I searched and found the magazine online and purchased the fifth volume. I didn't look twice at the cost after I explored the website. The design alone made me assume the volume was well worth $24. Very simple, clean, and beautiful. It made me become curious, so I made the purchase it without reading anything else about it.
It arrived very unexpectedly today, which was a nice surprise. I opened it up to find 144 pages of beauty. Offset-printed, perfect bound, full color on uncoated paper, printed in the USA. I knew it wasn't something I could just flip through, so I set a plate of cookies & a glass of milk, grabbed my blanket and got comfortable.
WHAT IS KINFOLK
"Kinfolk caters to a growing readership of young artists and food enthusiasts by focusing on simple ways to spend time together.

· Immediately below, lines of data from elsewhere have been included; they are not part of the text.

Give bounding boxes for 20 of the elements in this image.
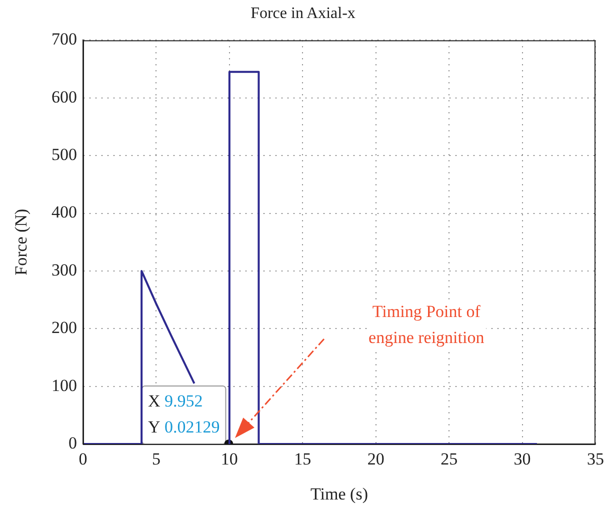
- x-tick-label: 20: [367, 450, 384, 469]
- y-tick-label: 500: [52, 145, 77, 164]
- y-tick-label: 0: [68, 433, 77, 452]
- y-tick-label: 300: [52, 260, 77, 280]
- annotation: Timing Point of engine reignition: [368, 302, 485, 348]
- y-tick-label: 100: [52, 376, 77, 395]
- y-tick-label: 700: [52, 30, 77, 49]
- y-tick-label: 600: [52, 87, 77, 106]
- x-tick-label: 5: [152, 450, 160, 469]
- x-tick-label: 25: [440, 450, 458, 469]
- y-tick-label: 400: [52, 202, 77, 222]
- y-tick-label: 200: [52, 318, 77, 338]
- y-axis-title: Force (N): [12, 208, 31, 276]
- annotation: X 9.952 Y 0.02129: [148, 391, 220, 436]
- x-axis-title: Time (s): [310, 484, 368, 504]
- chart-title: Force in Axial-x: [250, 4, 356, 22]
- x-tick-label: 10: [220, 450, 238, 469]
- x-tick-label: 15: [294, 450, 312, 469]
- x-tick-label: 35: [587, 450, 604, 469]
- x-tick-label: 30: [514, 450, 531, 469]
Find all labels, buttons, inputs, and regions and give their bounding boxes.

Each issue combines lyrical essays, recipes, interviews, personal stories and practical tips with a keen attention to design and details. Readers look to Kinfolk as a trusted resource for both enticing and meaningful activities - whether it's a new cooking skill, road trip route, or camping guide, Kinfolk is a blueprint for a balanced, intentional lifestyle."
In an age where everyone tweets about their activities, there is a greater need to appreciate being present in everyday life. Nowhere in Kinfolk do you read about new apps, television shows, or innovative websites. Everything involves human interaction, simply pure community. As someone who wants to pursue social media marketing, this blog post may seem ironic, but I am and have always been very intentional about being present with those in my life. Creating and enjoying experiences worth remembering and not just instagramming. The arrival of this magazine was very timely, and in my opinion I think a lot of people need these words and ideas in their life.
We weren't built to stare at a screen for 12 hours a day. I believe this year print will make a comeback and bring intimacy into more friendships and relationships. For example, Rifle Paper Co. is proving that the age of "Ecards" and "Facebook Birthday Posts" is coming to an end. Handwritten notes, cards, and letters are becoming popular again. Time repeats itself, as we've seen fashion, now we see with communication. There's a reason people hunt for vintage record players, typewriters, and tea sets. We want to be immersed in the past just as technology grows.
Intimacy is not solely defined by romance, but by a close, familiar, and loving personal relationship with another person or group. Social media seems to drive people away from this. People depend on Facebook and Twitter to keep up with their friends and family, but forget the value of a phone call or a lunch date. With more apps & platforms comes a greater challenge to create balance with your "digital" and "real" life. I think (and hope) that print will be one medium that will be a helpful tool for people to learn and create a balance, and to learn the value in community more than ever before3.